To Wall Street stała za pogorszeniem klimatu inwestycyjnego w minionym tygodniu i odpowiadała także za dzisiejszą jego poprawę. Inwestorzy wciąż zapatrzeni są w największy rynek na świecie i niemalże na ślepo powtarzają jego zachowanie.

Miniony tydzień kończyliśmy w słabych nastrojach, a potęgowane to było dwoma czynnikami. Po pierwsze, początek sesji na Wall Street nie prezentował się najlepiej. Po drugie, inwestorzy obawiali się zostawać z akcjami na weekend, w obawie przed kolejnym rynkowym wstrząsem w poniedziałek. Zagrożenie to jednak się nie zmaterializowało. Piątkowa sesja w USA przyniosła odreagowanie po tym jak wcześniej testowana była ważna średnia z 200 ostatnich sesji. Rynek na chwilę nawet spadł poniżej tej średniej, co uruchomić mogło kolejną falę wyprzedaży generowaną przez algorytmy inwestycyjne. Tak się jednak nie stało. Wygenerowało to pokłady optymizmu i indeks S&P500 ostatnią sesję minionego tygodnia kończył wzrostem o 1,5%. Jeżeli dodamy do tego kolejne zwyżki amerykańskich kontraktów dzisiaj o poranku oraz dobre zachowanie rynków azjatyckich, to grunt pod odbicie w Europie był dobrze przygotowany. Lepszy klimat był dodatkowo wzmacniany przez zwyżki przecenionych w ostatnich dniach cen surowców. Już więc na otwarciu zarówno w Europie Zachodniej, jak i na GPW, wzrosty głównych indeksów sięgały bądź przekraczały 1%. W trakcie sesji ten dorobek w przypadku niemieckiego DAX-a czy krajowego WIG20 udało się powiększyć do 2%, ale pod koniec notowań wróciły pewne obawy po nerwowym początku sesji na Wall Street. Za oceanem utrzymuje się bowiem podwyższona zmienność notowań i ciągła niepewności co do ich kierunku.

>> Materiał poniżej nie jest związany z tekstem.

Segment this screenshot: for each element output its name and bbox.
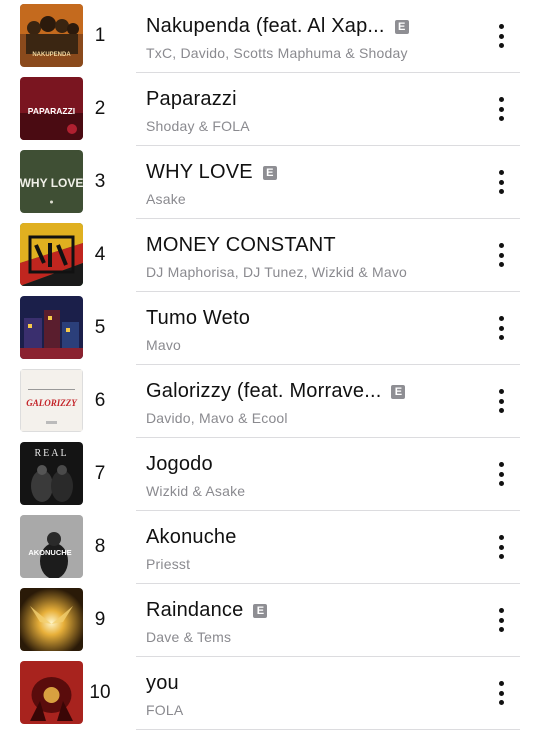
track-title: Galorizzy (feat. Morrave... [146,380,382,402]
track-rank: 8 [94,536,106,557]
track-title: MONEY CONSTANT [146,234,336,256]
track-row[interactable]: WHY LOVE 3 WHY LOVE E Asake [0,146,552,219]
explicit-badge: E [262,165,277,180]
album-art: WHY LOVE [20,150,83,213]
track-rank: 5 [94,317,106,338]
track-rank: 6 [94,390,106,411]
track-row[interactable]: REAL 7 Jogodo Wizkid & Asake [0,438,552,511]
track-rank: 2 [94,98,106,119]
album-art: PAPARAZZI [20,77,83,140]
album-art [20,223,83,286]
track-rank: 3 [94,171,106,192]
album-art: REAL [20,442,83,505]
track-rank: 1 [94,25,106,46]
track-rank: 10 [89,682,111,703]
album-art: NAKUPENDA [20,4,83,67]
track-row[interactable]: NAKUPENDA 1 Nakupenda (feat. Al Xap... E… [0,0,552,73]
album-art [20,588,83,651]
track-artist: Mavo [146,337,182,353]
more-options-icon[interactable] [491,460,511,488]
track-title: Raindance [146,599,244,621]
track-row[interactable]: 4 MONEY CONSTANT DJ Maphorisa, DJ Tunez,… [0,219,552,292]
track-row[interactable]: 9 Raindance E Dave & Tems [0,584,552,657]
album-art-text: AKONUCHE [28,548,71,557]
track-title: Paparazzi [146,88,237,110]
track-rank: 7 [94,463,106,484]
track-row[interactable]: AKONUCHE 8 Akonuche Priesst [0,511,552,584]
album-art-text: WHY LOVE [20,176,83,190]
more-options-icon[interactable] [491,314,511,342]
track-artist: DJ Maphorisa, DJ Tunez, Wizkid & Mavo [146,264,408,280]
more-options-icon[interactable] [491,241,511,269]
track-artist: Davido, Mavo & Ecool [146,410,288,426]
album-art-text: NAKUPENDA [32,52,71,58]
track-rank: 4 [94,244,106,265]
track-list: NAKUPENDA 1 Nakupenda (feat. Al Xap... E… [0,0,552,730]
album-art-text: REAL [34,448,68,459]
album-art-text: GALORIZZY [26,398,78,408]
track-title: WHY LOVE [146,161,253,183]
more-options-icon[interactable] [491,168,511,196]
more-options-icon[interactable] [491,606,511,634]
track-title: Tumo Weto [146,307,251,329]
more-options-icon[interactable] [491,95,511,123]
track-title: Akonuche [146,526,237,548]
album-art [20,661,83,724]
row-divider [136,729,520,730]
track-row[interactable]: 5 Tumo Weto Mavo [0,292,552,365]
album-art: AKONUCHE [20,515,83,578]
more-options-icon[interactable] [491,22,511,50]
track-artist: Dave & Tems [146,629,232,645]
track-artist: Shoday & FOLA [146,118,250,134]
track-artist: Asake [146,191,186,207]
more-options-icon[interactable] [491,679,511,707]
explicit-badge: E [253,603,268,618]
track-artist: Priesst [146,556,191,572]
track-row[interactable]: 10 you FOLA [0,657,552,730]
album-art-text: PAPARAZZI [28,106,75,116]
track-artist: Wizkid & Asake [146,483,246,499]
album-art [20,296,83,359]
track-row[interactable]: GALORIZZY 6 Galorizzy (feat. Morrave... … [0,365,552,438]
more-options-icon[interactable] [491,387,511,415]
track-title: you [146,672,179,694]
more-options-icon[interactable] [491,533,511,561]
track-artist: FOLA [146,702,184,718]
explicit-badge: E [391,384,406,399]
track-title: Jogodo [146,453,213,475]
track-row[interactable]: PAPARAZZI 2 Paparazzi Shoday & FOLA [0,73,552,146]
track-title: Nakupenda (feat. Al Xap... [146,15,385,37]
track-rank: 9 [94,609,106,630]
album-art: GALORIZZY [20,369,83,432]
track-artist: TxC, Davido, Scotts Maphuma & Shoday [146,45,408,61]
explicit-badge: E [394,19,409,34]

Ostatecznie na zamknięciu główny krajowy indeks mierzący koniunkturę w segmencie blue chipów zyskał 1,3%, ale nie towarzyszyły temu wyższe obroty. Aktywność inwestorów była bardzo niska i w segmencie największych spółek nie przekroczyła 500 mln zł. Oznacza to, że poważny kapitał dzisiaj nie został zaangażowany, a za wzrostami stała cofająca się podaż. Pokazuje to kruchość odbicia, które w każdej chwili może się zakończyć. Z drugiej jednak strony po tak silnym spadku inwestorzy potrzebują czasu do uspokojenia nastrojów i dzisiejszy powrót ponad poziom 2400 pkt. może być tego początkiem.